Since the dawn of time (OK, since Visual Basic 1, but that was a long time ago in computer time) designers have been automatically assigning names to controls. Plop a button on a form and it was given a wonderful name like "Button1". But at least it got a name. You had no control over this in Visual Basic. Controls all had to have names, so even if you had a form that contained nothing but lots of static labels your code still had access to Label1 through Label200.

Windows Forms in VS.NET 2005 changed that a bit. We still required names on controls because too many things broke if we didn't name all the controls with unique names. However, we allowed you to flip a bit that would cause the code generator to generate the variable as a local rather than as a member variable. Now all your labels and static images could stay the heck out of your Intellisense drop downs. There was much rejoicing, except by the QA team whose test matrix doubled in size.

Names on controls in WPF are optional. If a control isn't named, you can't write code against it without searching for it in the visual tree. This is a good thing because in WPF forms and pages may have a ton of elements and only a few of those are directly programmed against. You may have noticed that Cider supports empty names, so if you clear the name field we don't generate an error. We're pretty happy with that part.

What we're not clear on is when we should actually provide a name for controls. Conventional thinking says that we should give everything the idiotic but familar "Button1" style names whenever a control is dropped on the designer. The challenge with this is that names in WPF have a runtime cost, so if you have lots of controls that have names you're not using you're paying a runtime penalty. The power of XAML means that you will probably have a lot less code to handle events in a WPF application, so the need to have programmatic variables to access controls is less.

Here are some of the ideas we've been throwing around:

Name Everything

This is exactly what Windows Forms does today. Everybody gets a name, and if you don't want it you need to clear it out of the property window yourself. Each name has an associated runtime cost for WPF to wire the control to a member variable. This will be familar for existing Windows Forms and VB 6 customers, but it takes additional work to write a well optimized WPF application. Also, if you have many elements on your page UI that lists those elements, such as the property window and Intellisense, become more cluttered.

Name Nothing

The zen opposite of naming everything is to just name nothing. Nothing gets a name when you drop it on the page. If you want to program against it, you first give it a name.
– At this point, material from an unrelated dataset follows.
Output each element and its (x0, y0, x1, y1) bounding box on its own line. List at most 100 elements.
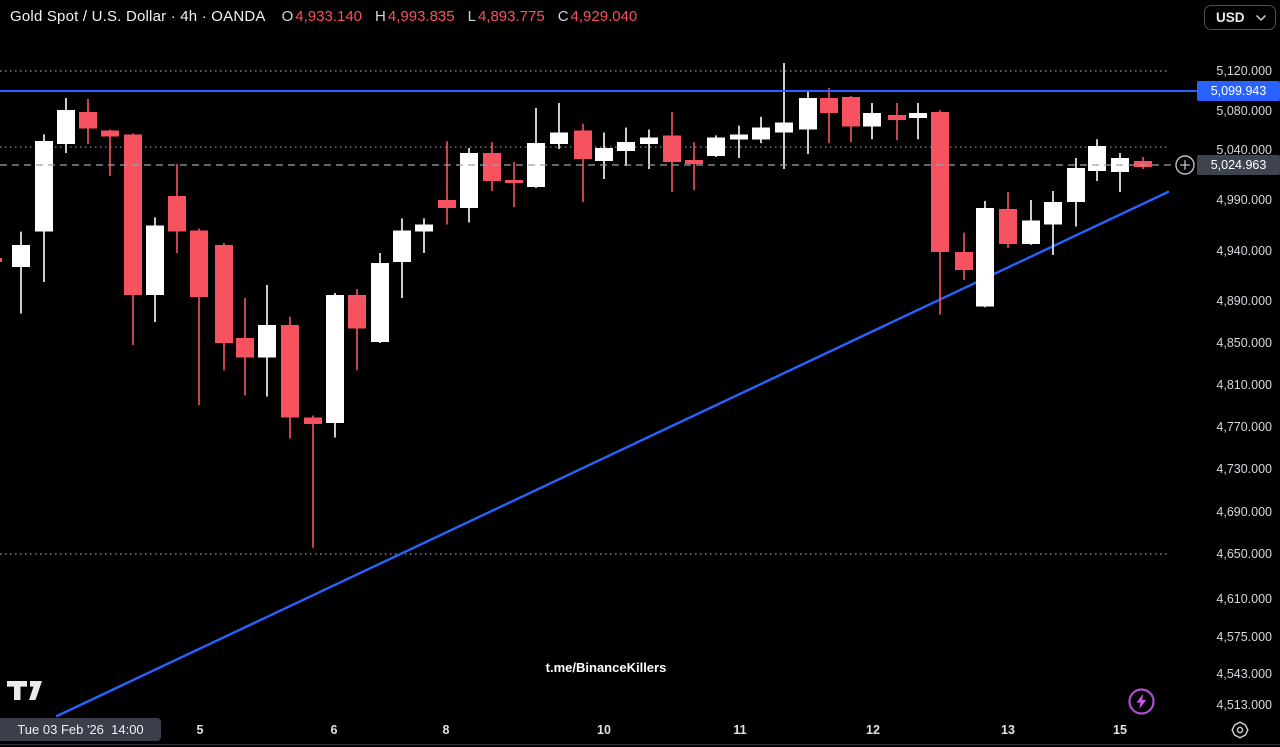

We could be smart here and if you wired an event through either the property window or through by double clicking on the control we could generate a name for you on the fly. This breaks the usability of the event drop-down windows in the code editor, however, because unnamed elements won't show up there.

Name Nothing and Prompt

If you drop a button on a page and it doesn't get a name, then you double click and we automatically give it a name, what name do we give? That's right, "Button1". Sure, you can rename it later, but the event method we wire to the control will be named something like "Button1_Click". Yuck. Yes, we have thought about allowing the rename refactoring code to rename event methods too, but that's an inexact science we don't know if we can get right in all cases. One option here is to interrupt the flow with a modal dialog and ask you what name you want. We would then name the control with the value you provided and use that name when generating the event handler method. Clean, but that modal dialog is going to get old fast.

So, what do you think? Should we name automatically like we've always done? Should we name opportunistically? Should we stick a big fat modal dialog in your face and ask you what you want things to be named?